Higher praise came from Rep. John Dingell (D-Mich.), chairman of the House Energy & Commerce Committee: “Let’s remember that the commission’s decision is just a first step. In my view, (it) did a good job implementing Congress’ intent of protecting cable subscribers.”
Cornerstone of the proceeding is the benchmark formula yet to be devised by the commission. It will be used by cable systems and franchise authorities to determine whether systems charge uncompetitive prices, and by how much.
Agency officials said each benchmark rate will be determined individually from a formula that factors in the number of channels offered by a system under a rate-per-channel scheme, the number of subscribers and the number of cable satellite services on the system. “It will be figured on a graph like the wind-chill index,” said Roy Stewart, chief of the FCC’s mass media bureau.
The benchmark formula will be released to the industry within 30 days, he said.
Two other elements will be key in adjusting local cable rates: Franchise authorities will determine and approve rates with FCC oversight; and cable subscribers must start the process by complaining to the government about unfair cable rates.
“The FCC has no affirmative rate regulation authority under the Cable Act,” Stewart said. “We can only respond to complaints.”
The agency does not anticipate a shortage of complaints.
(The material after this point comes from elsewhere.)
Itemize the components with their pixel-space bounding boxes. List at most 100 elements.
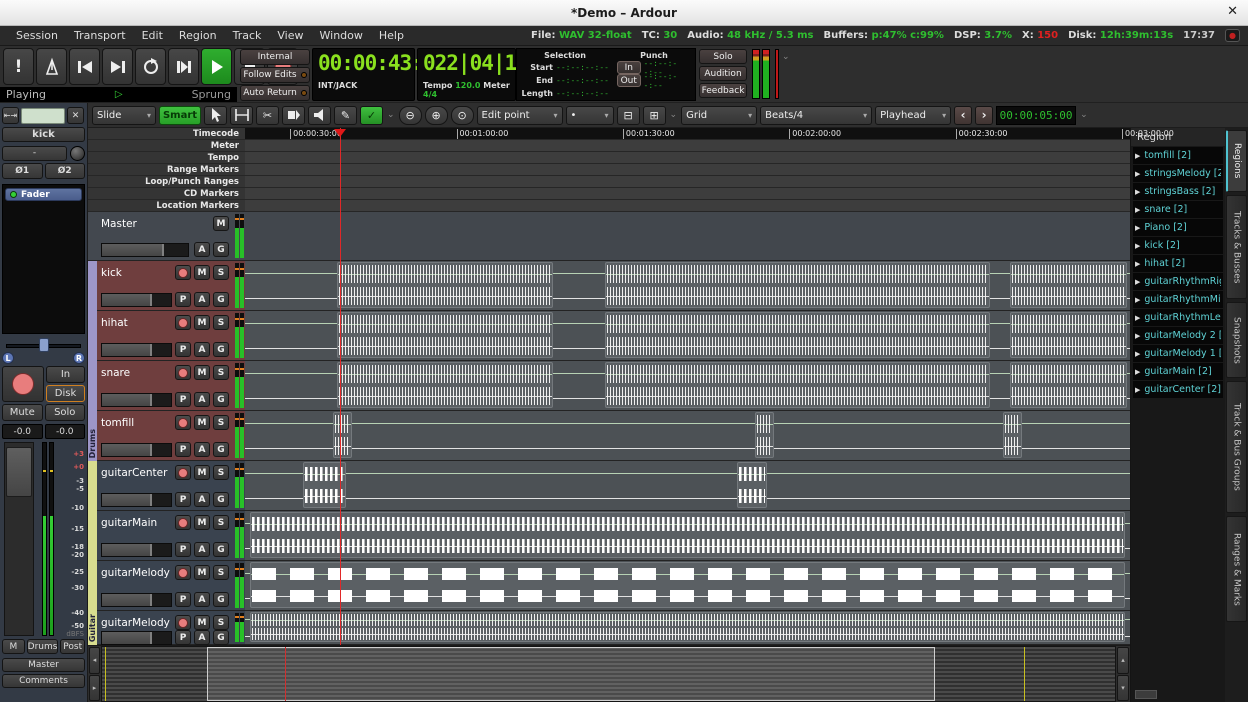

Once a public complaint has been filed with the commission, the cable operator and franchise authority will be notified. The authority, after first winning certification from the FCC to regulate basic rates, will be permitted under a strict agency formula to do so.
Operators will bear the burden of showing that their rates are not unreasonable. However, cities have an obligation to approve reasonable rates and must do so within 30 days of a request from an operator.
Importantly, the new rule will permit cable systems to win rate increases and should not affect their ability to obtain financing, Stewart said.
The new ruling also restricts re-tiering by cable operators. The rollback to Sept. 30 prices will render re-tiering an ineffective tool for evasion purposes, the agency figures.
Yet to be determined is how cable systems will be permitted to pass through costs of retransmission consent under the Cable Act.
At a press conference following the vote, an agency official said pass-through of retransmission consent fees would not be permitted. However, industry insiders viewed the statement as unrealistic.
Another provision of the reg targets the profit stream afforded cable operators from leasing equipment. It said that any equipment used to receive the basic tier is subject to the rule. Equipment charges must be “unbundled” from other rates and charged separately, it said.
Finally, the new rule will afford special scrutiny of rates charged by so-called outlier systems — those identified by subscribers as charging rates substantially above the competitive benchmark. If their rates are not cost-justified, they could be ordered to reduce them to “appropriate” levels, even if those levels are below the benchmark.
The commission also said it would issue a further notice of rulemaking to determine whether there is a legal basis for excluding systems with low penetration from the reg.